We were fairly busy all week so I had to make some very quick vegan dishes. Here’s two of them: the first is my quick vegan hotcakes. These are as easy as pie, and can be whipped up for a quick week-day breakfast. Serve with plenty of fruit, roasted almonds and maple syrup.

vegan hotcakes

Vegan Hotcakes for 4

Sift into a large bowl, 2 cups of spelt flower (I got mine from Ekoplaza). Add in….

2 tsps of baking powder

a pinch of salt

a tsp of nutmeg or cinnamon or mix the two

Add in one grated apple and a mashed banana, the older and the ugliest you have! Bruised apples are entirely acceptable

Add in 2-3 tablespoons of oil. I used a rice bran oil, could use melted coconut cooking oil

Can add some muesli, granola, grated dry coconut if you want.

Add at least a cup of nut milk: almond, or rice or a mix of coconut and rice milk. We are very keen on the new Provamel Rice and coconut milk for cooking and using with cereals.

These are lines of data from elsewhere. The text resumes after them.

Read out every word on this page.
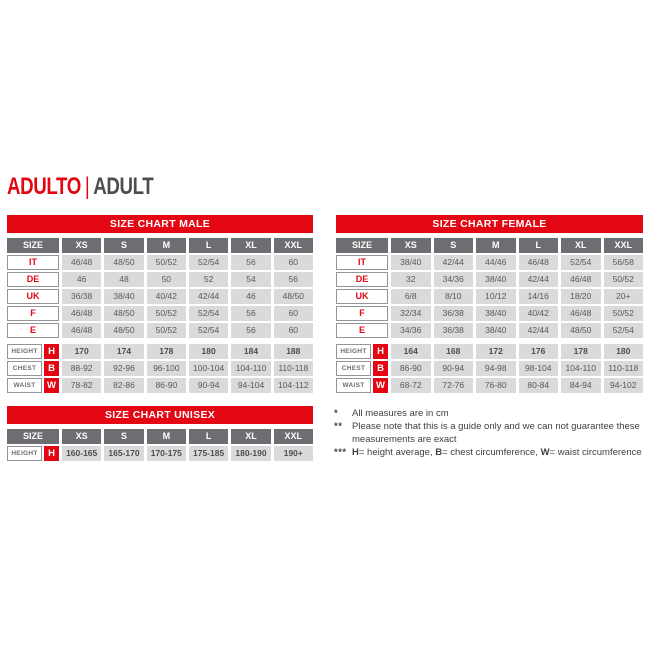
ADULTO | ADULT
SIZE CHART MALE
SIZE	XS	S	M	L	XL	XXL
IT	46/48	48/50	50/52	52/54	56	60
DE	46	48	50	52	54	56
UK	36/38	38/40	40/42	42/44	46	48/50
F	46/48	48/50	50/52	52/54	56	60
E	46/48	48/50	50/52	52/54	56	60
HEIGHT	H	170	174	178	180	184	188
CHEST	B	88-92	92-96	96-100	100-104	104-110	110-118
WAIST	W	78-82	82-86	86-90	90-94	94-104	104-112
SIZE CHART FEMALE
SIZE	XS	S	M	L	XL	XXL
IT	38/40	42/44	44/46	46/48	52/54	56/58
DE	32	34/36	38/40	42/44	46/48	50/52
UK	6/8	8/10	10/12	14/16	18/20	20+
F	32/34	36/38	38/40	40/42	46/48	50/52
E	34/36	36/38	38/40	42/44	48/50	52/54
HEIGHT	H	164	168	172	176	178	180
CHEST	B	86-90	90-94	94-98	98-104	104-110	110-118
WAIST	W	68-72	72-76	76-80	80-84	84-94	94-102
SIZE CHART UNISEX
SIZE	XS	S	M	L	XL	XXL
HEIGHT	H	160-165	165-170	170-175	175-185	180-190	190+
*	All measures are in cm
**	Please note that this is a guide only and we can not guarantee these measurements are exact
*** H= height average, B= chest circumference, W= waist circumference
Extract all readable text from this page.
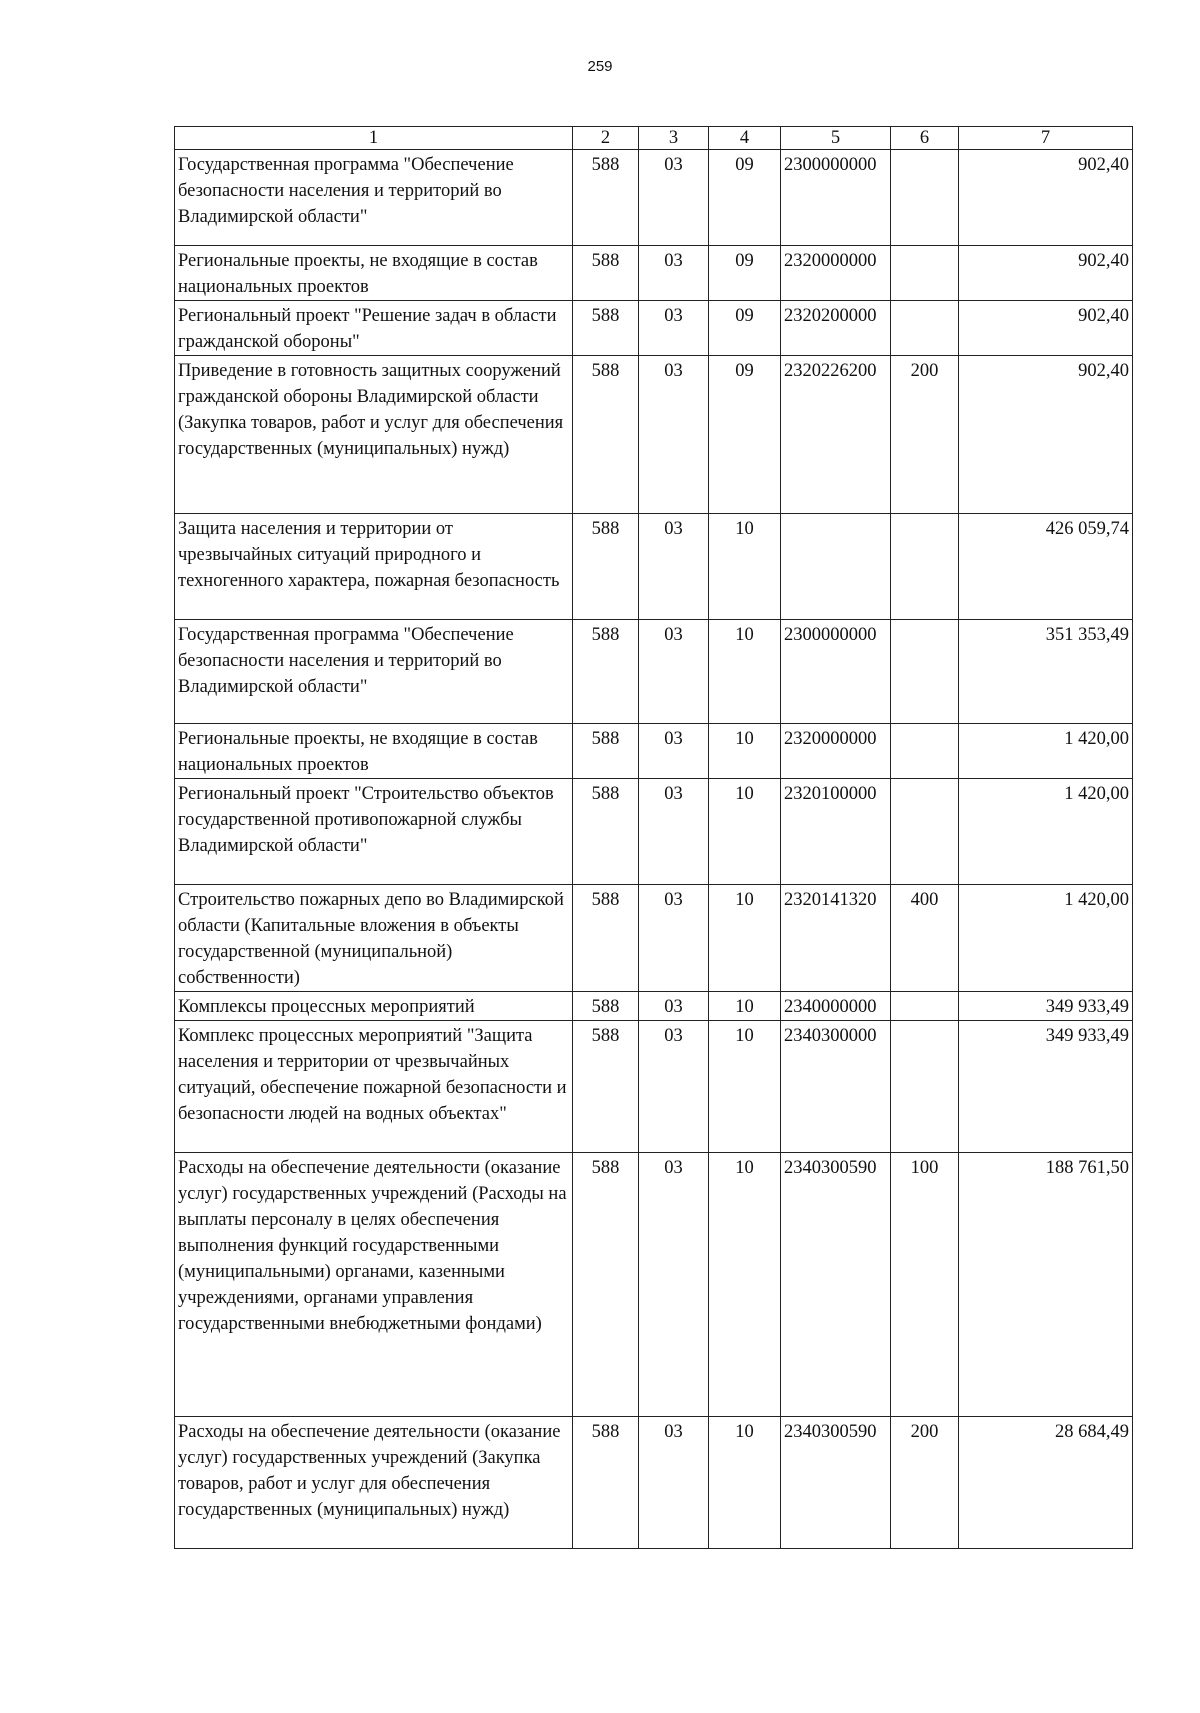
259
1	2	3	4	5	6	7
Государственная программа "Обеспечение безопасности населения и территорий во Владимирской области"	588	03	09	2300000000		902,40
Региональные проекты, не входящие в состав национальных проектов	588	03	09	2320000000		902,40
Региональный проект "Решение задач в области гражданской обороны"	588	03	09	2320200000		902,40
Приведение в готовность защитных сооружений гражданской обороны Владимирской области (Закупка товаров, работ и услуг для обеспечения государственных (муниципальных) нужд)	588	03	09	2320226200	200	902,40
Защита населения и территории от чрезвычайных ситуаций природного и техногенного характера, пожарная безопасность	588	03	10			426 059,74
Государственная программа "Обеспечение безопасности населения и территорий во Владимирской области"	588	03	10	2300000000		351 353,49
Региональные проекты, не входящие в состав национальных проектов	588	03	10	2320000000		1 420,00
Региональный проект "Строительство объектов государственной противопожарной службы Владимирской области"	588	03	10	2320100000		1 420,00
Строительство пожарных депо во Владимирской области (Капитальные вложения в объекты государственной (муниципальной) собственности)	588	03	10	2320141320	400	1 420,00
Комплексы процессных мероприятий	588	03	10	2340000000		349 933,49
Комплекс процессных мероприятий "Защита населения и территории от чрезвычайных ситуаций, обеспечение пожарной безопасности и безопасности людей на водных объектах"	588	03	10	2340300000		349 933,49
Расходы на обеспечение деятельности (оказание услуг) государственных учреждений (Расходы на выплаты персоналу в целях обеспечения выполнения функций государственными (муниципальными) органами, казенными учреждениями, органами управления государственными внебюджетными фондами)	588	03	10	2340300590	100	188 761,50
Расходы на обеспечение деятельности (оказание услуг) государственных учреждений (Закупка товаров, работ и услуг для обеспечения государственных (муниципальных) нужд)	588	03	10	2340300590	200	28 684,49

Mix to a slightly liquidly consistency. Do not overmix! You need to put scoops onto a hot griddle or onto a non-stick fry-pan. Make yours big or small but do use coconut oil to cook them in, either the “geurloos” (without the coconut flavour)  or the one that tastes of coconut. I love coconut so prefer that! Turn the hotcakes when you see bubbles begin to form on the uncooked side. Do use a good amount of coconut or rice bran oil or they will stick!


Date and Nut Burgers

These are based on my friend Jo Parfitt’s recipe from her Date Cookbook, but I have made mine with a ready made nut or falafel burger mix. As in all of my recipes use your favourite herbs, spices and flavourings. So far, everyone has liked these simple burgers, served with char-grilled red onion rings, beetroot, chutney, salad leaves and a good vegan mayo. The very best we have tasted this far, is the GranoVita Mayola, a vegan mayonnaise sweetened with apple juice which we purchased in the UK at Holland & Barrett.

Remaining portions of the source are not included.